Pas étonnant que sur 3 694 personnes qui se sont prononcées sur le sujet via l’article citée précédemment, 57% des lecteurs pensent que «les artistes ont le devoir de se prononcer sur les questions sociales et d’intérêt public».
De son côté, le chroniqueur Richard Martineau en a profité hier pour argumenter contre la position exprimée par l’artiste parmi les plus populaires du petit écran, mais il n’a pas dénoncé son privilège de s’être exprimé comme il l’a fait.
Lise Ravary résume bien la situation…
Je n’embaucherais jamais Claude Legault comme analyste politique, mais les artistes, les étudiants et tous les Québécois jouissent du droit de parole. Ne l’oublions jamais.
Personnellement, je crois que cette fois-ci, ni le Gala Artis, ni Claude Legault ne subiront de préjudice de sa déclaration. J’écris «cette fois-ci» parce qu’en 2012, le même Claude Legault dans une autre édition du même gala avait dû «se rétracter et admettre que ses paroles avaient dépassé sa pensée» après avoir dit «des énormités» sur la crise étudiante qui sévissait à l’époque.
Les femmes libérales ne servent qu’à jouer les potiches
Mme Payette est intervenue dans un spectacle vendredi soir dernier au Capitole de Québec. Plusieurs sources affirment que son message détonnait par rapport aux autres, beaucoup plus rassembleurs.

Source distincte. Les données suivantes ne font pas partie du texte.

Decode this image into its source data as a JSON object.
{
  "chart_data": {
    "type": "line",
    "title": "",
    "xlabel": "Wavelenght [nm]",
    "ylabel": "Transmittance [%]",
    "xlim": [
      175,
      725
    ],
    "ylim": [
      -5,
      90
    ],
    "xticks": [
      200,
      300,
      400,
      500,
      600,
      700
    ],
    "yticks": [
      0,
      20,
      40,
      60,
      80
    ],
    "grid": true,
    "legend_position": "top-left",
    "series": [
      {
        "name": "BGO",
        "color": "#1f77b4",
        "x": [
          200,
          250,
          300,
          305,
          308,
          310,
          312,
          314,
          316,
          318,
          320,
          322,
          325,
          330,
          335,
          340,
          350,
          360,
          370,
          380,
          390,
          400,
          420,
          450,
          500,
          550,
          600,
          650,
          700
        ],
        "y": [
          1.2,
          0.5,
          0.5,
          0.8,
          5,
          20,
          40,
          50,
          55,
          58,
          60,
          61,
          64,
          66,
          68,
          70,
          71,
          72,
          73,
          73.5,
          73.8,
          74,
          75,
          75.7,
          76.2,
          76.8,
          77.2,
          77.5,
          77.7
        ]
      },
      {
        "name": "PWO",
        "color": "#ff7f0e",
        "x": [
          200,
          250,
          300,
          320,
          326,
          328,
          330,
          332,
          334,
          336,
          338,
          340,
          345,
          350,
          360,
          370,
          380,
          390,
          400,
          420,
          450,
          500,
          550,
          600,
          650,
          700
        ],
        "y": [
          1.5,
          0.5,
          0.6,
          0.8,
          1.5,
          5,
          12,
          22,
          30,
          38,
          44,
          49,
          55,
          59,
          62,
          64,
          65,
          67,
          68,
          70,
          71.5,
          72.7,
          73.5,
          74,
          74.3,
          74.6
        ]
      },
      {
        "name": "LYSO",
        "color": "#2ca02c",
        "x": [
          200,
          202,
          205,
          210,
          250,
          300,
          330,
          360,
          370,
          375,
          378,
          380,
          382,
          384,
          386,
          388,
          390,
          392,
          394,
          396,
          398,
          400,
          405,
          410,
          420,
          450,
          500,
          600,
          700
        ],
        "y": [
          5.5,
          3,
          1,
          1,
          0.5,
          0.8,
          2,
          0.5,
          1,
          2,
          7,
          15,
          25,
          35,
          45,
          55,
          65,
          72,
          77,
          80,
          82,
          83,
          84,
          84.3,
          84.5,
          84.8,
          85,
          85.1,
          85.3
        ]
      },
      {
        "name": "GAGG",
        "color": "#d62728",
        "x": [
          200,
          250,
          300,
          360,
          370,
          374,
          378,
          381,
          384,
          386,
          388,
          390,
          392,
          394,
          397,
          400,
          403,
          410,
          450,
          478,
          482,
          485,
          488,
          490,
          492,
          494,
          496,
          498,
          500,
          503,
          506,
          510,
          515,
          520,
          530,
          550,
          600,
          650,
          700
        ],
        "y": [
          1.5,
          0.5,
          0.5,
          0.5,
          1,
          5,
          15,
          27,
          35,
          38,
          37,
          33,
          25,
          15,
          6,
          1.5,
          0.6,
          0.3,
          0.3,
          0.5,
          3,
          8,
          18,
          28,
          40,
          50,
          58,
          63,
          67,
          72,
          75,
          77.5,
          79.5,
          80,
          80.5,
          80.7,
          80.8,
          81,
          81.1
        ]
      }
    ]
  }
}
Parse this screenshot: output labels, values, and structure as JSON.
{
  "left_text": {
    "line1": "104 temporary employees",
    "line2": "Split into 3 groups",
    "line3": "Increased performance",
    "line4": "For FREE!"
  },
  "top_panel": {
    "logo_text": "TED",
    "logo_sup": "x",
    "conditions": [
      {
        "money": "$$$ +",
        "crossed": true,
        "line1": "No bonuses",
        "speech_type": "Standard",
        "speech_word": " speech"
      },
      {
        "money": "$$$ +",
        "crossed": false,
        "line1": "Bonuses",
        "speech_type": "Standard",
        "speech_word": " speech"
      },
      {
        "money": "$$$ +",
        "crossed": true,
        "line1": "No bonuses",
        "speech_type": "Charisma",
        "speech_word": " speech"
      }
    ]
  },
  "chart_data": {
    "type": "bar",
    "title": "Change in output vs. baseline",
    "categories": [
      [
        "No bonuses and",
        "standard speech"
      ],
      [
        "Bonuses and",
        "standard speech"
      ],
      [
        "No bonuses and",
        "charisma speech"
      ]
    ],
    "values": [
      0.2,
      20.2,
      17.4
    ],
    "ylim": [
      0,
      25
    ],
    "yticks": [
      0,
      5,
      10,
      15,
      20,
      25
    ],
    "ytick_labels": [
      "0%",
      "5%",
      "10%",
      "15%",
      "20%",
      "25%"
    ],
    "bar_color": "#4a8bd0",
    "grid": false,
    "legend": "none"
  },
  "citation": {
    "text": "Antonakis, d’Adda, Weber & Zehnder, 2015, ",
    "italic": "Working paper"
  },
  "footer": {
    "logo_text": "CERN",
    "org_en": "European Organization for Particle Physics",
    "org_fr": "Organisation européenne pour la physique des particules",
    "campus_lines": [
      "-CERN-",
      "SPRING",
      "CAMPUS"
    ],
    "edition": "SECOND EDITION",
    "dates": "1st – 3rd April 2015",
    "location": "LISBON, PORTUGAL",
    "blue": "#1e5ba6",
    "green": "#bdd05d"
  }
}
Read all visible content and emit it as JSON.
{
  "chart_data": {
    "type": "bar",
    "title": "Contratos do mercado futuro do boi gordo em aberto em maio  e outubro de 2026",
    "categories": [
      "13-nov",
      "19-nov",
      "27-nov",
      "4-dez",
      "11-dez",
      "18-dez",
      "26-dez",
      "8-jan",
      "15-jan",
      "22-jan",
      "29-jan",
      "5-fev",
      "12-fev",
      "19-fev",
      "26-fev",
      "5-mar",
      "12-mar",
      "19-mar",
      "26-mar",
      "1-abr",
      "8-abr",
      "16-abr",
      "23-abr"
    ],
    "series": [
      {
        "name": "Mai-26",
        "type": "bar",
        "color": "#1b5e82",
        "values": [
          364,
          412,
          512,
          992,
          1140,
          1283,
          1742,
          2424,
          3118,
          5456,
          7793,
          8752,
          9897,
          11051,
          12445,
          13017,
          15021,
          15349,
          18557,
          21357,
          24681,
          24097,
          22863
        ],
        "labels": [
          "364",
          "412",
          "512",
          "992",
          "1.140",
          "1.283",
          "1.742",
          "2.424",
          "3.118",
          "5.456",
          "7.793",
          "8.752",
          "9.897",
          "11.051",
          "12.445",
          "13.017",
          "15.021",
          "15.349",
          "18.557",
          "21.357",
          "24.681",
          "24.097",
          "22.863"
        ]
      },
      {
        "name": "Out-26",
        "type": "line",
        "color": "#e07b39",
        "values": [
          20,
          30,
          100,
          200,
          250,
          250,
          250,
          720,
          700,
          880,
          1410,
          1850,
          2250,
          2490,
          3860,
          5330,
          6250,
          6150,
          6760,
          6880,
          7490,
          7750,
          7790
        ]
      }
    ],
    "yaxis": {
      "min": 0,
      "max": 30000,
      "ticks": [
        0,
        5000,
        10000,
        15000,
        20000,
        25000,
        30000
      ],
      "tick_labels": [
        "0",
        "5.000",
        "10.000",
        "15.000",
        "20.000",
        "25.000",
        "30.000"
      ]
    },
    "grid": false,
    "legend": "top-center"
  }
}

C’est sur Facebook qu’on trouve les commentaires les plus cinglants sur la prestation de celle qui a jadis beaucoup fait pour la cause des femmes du Québec. «Attitude négative», «ton partisan à outrance», Mme Payette aurait raté l’occasion de fêter un évènement important en refusant de reconnaitre les gains obtenus, s’efforçant plutôt d’insister sur le «rôle de figurantes» que les femmes du gouvernement libéral actuel tiennent, selon elle.
Plusieurs se sont senties mal à l’aise selon ce que j’en comprends, mais on ne retrouve pas beaucoup de traces de cela dans les grands médias.
Il faut dire que le parcours de vie publique de Lise Payette commande le respect. C’est possiblement ce qui explique que très peu d’échos du malaise ait pu se retrouver dans l’espace public.
Il faut pourtant poser la question : était-ce l’endroit de régler des comptes avec le gouvernement en place, le soir où tant de gens de différents horizons venaient célébrer un évènement important et historique ?
Même Nathalie Petrowski en parlant du documentaire 75e: elles se souviennent évoquait qu’un nouveau genre venait peut-être de naître… «l’infopub féministe». On peut facilement déduire qu’il ne s’agit pas d’un compliment : « un ton publicitaire, tonitruant, fabriqué, plaqué et bien trop volontariste pour susciter la moindre réflexion ».
Judith Lussier n’est pas beaucoup plus enthousiaste avec le documentaire de la petite-fille de Lise Payette, produit par les Productions J : « Le documentaire qu’on nous présentait comme l’histoire de l’obtention par les femmes du droit au suffrage (…) ne consacre que trois minutes à ce sujet spécifique ».
Voici le genre de critique qui pourrait laisser des traces.
Le moment de cet important 75e anniversaire devait être solennel et rassembleur.
Selon plusieurs femmes, la fête a quelque peu été gâchée par l’intervention mal avisée de Mme Payette qui s’est aussi manifestée par une chronique au Devoir toute aussi amère et revancharde.
Il se trouve des féministes dans toutes les sphères de la société, dont plusieurs qui s’identifient au Parti libéral, et elles avaient elles-aussi l’envie et le droit de fêter.
Avant de profiter d’une tribune qu’on nous offre pour régler ses comptes personnels, il convient de se demander si le message qu’on souhaite passer va porter ombrage à ce qui réunit tout le monde !
Mme Payette semble avoir raté une belle occasion de fêter une évènement qui méritait le plus d’unanimité possible.